It was a moment both soft and intense. Two unknowing eyes looked up—
a hundred glowing eyes looked back. The mohel prepared; two grandfathers stared.

“One of you hold the plastic nipple, the other his arms.”

“Whatever you want,” urged Grandpa Stuart.
“No, you decide.”
In a dialogue few heard, we each demurred, back and forth and back and forth— two strong men needing an act of God for decision.

It came.

The mohel leaned forward; the baby leaned right.

“He’s facing you, Stuart,” said the man with the scalpel. “Take the nipple…”

Max Parker Bogart had spoken.

***** ***** ***** ***** *****

The plane was idling but my mind couldn’t. Awaiting the flight home, thoughts raced, rather, from 2006 to now, and back. From the wedding to the baby. From their past to his future.

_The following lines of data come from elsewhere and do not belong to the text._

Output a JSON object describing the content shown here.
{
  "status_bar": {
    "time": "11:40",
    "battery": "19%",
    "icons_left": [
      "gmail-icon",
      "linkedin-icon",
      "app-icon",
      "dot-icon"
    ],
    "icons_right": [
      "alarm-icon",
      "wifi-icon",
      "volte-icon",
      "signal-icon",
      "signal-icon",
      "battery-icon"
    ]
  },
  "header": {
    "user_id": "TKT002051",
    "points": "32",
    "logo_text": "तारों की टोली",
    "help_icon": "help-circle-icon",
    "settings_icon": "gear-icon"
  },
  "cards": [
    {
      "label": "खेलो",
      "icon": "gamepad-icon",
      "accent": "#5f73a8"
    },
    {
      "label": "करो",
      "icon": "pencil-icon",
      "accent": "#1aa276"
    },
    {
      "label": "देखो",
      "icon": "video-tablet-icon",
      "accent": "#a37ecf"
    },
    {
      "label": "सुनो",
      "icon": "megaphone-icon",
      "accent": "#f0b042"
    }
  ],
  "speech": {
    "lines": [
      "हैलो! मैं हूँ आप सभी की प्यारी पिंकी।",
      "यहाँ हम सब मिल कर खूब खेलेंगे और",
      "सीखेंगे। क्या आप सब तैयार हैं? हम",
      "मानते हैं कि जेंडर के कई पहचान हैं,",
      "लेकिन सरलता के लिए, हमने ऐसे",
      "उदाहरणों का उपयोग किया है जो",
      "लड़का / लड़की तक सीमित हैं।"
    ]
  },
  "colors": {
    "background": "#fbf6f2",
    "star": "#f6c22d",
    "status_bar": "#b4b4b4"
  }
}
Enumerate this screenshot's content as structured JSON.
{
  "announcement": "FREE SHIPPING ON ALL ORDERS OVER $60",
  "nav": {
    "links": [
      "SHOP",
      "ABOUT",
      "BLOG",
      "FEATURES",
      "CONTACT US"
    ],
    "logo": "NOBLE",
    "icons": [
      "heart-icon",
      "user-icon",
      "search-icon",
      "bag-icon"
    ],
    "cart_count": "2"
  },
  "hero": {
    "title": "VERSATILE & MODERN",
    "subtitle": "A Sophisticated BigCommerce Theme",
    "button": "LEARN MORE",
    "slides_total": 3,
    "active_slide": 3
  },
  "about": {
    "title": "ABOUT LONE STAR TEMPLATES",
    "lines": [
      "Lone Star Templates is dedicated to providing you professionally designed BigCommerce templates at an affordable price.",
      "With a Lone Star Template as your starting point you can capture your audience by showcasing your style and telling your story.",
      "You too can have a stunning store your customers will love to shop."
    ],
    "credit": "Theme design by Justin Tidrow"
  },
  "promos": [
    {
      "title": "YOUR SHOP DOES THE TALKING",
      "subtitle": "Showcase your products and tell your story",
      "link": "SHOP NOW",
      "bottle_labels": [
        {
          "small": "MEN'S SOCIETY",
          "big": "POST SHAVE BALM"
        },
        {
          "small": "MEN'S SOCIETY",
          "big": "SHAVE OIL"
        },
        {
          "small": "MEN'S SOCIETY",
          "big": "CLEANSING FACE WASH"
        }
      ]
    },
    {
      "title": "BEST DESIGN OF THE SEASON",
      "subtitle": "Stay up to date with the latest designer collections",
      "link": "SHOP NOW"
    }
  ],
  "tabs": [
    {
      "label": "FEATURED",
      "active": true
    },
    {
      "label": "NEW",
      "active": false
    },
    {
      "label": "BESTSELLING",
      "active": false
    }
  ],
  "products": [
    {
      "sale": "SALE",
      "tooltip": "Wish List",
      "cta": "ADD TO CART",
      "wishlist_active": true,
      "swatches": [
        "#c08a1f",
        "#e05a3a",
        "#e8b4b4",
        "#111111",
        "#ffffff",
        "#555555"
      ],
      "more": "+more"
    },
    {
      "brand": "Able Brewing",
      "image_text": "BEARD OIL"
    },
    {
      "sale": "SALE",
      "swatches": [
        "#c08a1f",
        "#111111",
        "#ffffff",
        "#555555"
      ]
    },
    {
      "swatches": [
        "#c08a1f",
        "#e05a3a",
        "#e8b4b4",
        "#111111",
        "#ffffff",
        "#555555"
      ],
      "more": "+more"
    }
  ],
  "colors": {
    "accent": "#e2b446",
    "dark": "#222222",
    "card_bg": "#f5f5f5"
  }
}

They married at dusk and it was elegant—bridesmaids in champagne. The bris was by morning, collegial— most women wore black.

My mom, 8 decades, enjoyed the wedding. (They wheeled her in). Max Bogart, 8 days, “enjoyed” the bris; they carried him.

The bride? ‘Couldn’t see her pre-nuptial—we stared as she entered. The baby: HAD to see him— at game time I winced.

It was cosmic…that chupah that night. Eyes welling… thoughts of Michael’s past, from dirty diapers on Wrenford to dusty slides on diamonds, from Cleveland to Columbus to New York.

It was magic…that simcha this week. Bigger tears: Of joy. Of gratitude. Of hope. Of prayer.

I thought again of our pasts, and looked again to his future.